All along I’ve known that StrollRunner didn’t have to be perfect, but it did have to be something of high enough quality and functionality that I myself would choose running with it over running without it.
When you have an end-result idea for something but no clue how to take that idea from your head and turn it into a tangible thing, you have to dig down deep past the fears (there are many of them) and share your idea with those that may be able to help you.
The fears are: having an idea you don’t believe anyone has had before you; speaking it out loud; wondering the reaction of the recipient of your (perceived) lunacy.

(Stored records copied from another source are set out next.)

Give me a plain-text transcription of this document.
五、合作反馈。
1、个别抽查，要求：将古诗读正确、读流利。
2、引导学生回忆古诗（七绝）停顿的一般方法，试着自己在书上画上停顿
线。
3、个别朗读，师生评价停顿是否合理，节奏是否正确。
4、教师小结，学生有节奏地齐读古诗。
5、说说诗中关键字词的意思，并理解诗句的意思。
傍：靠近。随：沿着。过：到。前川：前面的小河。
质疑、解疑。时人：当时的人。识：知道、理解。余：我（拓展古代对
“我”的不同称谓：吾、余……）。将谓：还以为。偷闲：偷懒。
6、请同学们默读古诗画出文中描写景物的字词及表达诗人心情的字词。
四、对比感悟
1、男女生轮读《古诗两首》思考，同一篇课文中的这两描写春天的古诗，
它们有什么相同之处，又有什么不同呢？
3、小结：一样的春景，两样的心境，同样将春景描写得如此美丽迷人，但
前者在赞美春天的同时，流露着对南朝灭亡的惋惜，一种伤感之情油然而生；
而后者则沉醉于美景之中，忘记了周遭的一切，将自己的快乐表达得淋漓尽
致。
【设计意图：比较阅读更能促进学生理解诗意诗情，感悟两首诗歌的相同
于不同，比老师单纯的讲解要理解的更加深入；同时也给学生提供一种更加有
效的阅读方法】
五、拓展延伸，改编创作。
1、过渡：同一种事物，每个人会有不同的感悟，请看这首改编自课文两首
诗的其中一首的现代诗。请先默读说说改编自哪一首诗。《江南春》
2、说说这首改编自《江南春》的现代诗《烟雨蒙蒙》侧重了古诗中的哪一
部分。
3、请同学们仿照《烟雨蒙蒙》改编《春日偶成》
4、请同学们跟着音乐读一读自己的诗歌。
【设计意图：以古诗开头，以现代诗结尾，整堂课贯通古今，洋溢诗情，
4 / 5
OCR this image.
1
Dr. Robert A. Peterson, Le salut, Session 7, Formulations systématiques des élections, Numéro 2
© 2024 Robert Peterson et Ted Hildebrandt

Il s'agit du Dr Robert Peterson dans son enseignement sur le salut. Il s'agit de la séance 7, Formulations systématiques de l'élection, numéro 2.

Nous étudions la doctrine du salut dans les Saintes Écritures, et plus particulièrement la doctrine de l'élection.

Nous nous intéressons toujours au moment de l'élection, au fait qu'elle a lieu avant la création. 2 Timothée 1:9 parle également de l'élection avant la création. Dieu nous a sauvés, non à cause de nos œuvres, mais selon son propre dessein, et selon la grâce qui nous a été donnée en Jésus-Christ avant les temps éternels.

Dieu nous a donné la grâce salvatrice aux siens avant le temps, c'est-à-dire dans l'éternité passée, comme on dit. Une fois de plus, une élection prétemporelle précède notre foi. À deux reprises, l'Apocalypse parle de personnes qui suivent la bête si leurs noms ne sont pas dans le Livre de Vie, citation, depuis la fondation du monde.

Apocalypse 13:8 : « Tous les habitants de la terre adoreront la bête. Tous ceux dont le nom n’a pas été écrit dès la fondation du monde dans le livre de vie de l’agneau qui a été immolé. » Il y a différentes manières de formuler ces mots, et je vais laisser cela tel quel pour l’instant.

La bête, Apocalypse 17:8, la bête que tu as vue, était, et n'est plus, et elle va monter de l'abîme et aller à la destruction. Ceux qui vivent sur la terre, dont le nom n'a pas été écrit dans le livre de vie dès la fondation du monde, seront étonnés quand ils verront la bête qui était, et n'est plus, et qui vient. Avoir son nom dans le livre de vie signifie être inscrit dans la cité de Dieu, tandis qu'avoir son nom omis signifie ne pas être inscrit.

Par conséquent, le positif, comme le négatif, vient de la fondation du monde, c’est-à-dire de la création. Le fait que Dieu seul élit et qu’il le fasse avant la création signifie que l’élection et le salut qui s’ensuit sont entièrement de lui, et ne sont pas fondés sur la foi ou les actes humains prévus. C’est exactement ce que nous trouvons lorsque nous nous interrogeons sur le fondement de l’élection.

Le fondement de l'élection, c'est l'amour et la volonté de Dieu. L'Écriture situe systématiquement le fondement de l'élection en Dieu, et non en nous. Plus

Another common fear, completely unwarranted, is that someone will steal your idea. I definitely experienced this myself, and hear that expressed from other entrepreneurs who approach me to talk about how I got where I am today, or what advice I can give, or just want to talk about their idea… without really discussing because, um, I can’t really help if I don’t have a clue as to what I’m helping with.
My very first stop on the fear train was with a good friend of mine, Scott. At the time, Scott owned an auto body shop that had begun as a collision repair shop and morphed into a custom car building crazy train of its own.
Scott is that person who can take an idea, envision how to do it in his head, and then create it beautifully. He’s just a freaking genius in my eyes. I have seen his automotive creations, listened through the processes he has used to create, seen what he makes with his own hands, and watched him turn his small, local shop into a mega-business catching the eyes of some pretty impressive clientele.
My product fits into his world nowhere, but the way his mind works made me think that he may be able to help me – at least with some ideas to create it IRL, or point me towards someone who could.
We made a plan to meet, I stopped at a gas station to pick up a 6-pack of liquid courage, and headed to his shop for our first meeting, having told him nothing other than I had an idea and I needed some help.
I walked in, we made some small talk, and then he was ready to hear why I was there. He led me to his office but had me wait to go in until he was able to attach a random duct tape tie to his shirt collar he had grabbed from the top of a filing cabinet. He stepped aside, waving me in and said, “Step into Scott Tank”. He’s hilarious, and that humor was just what I needed to calm my nerves… a bit.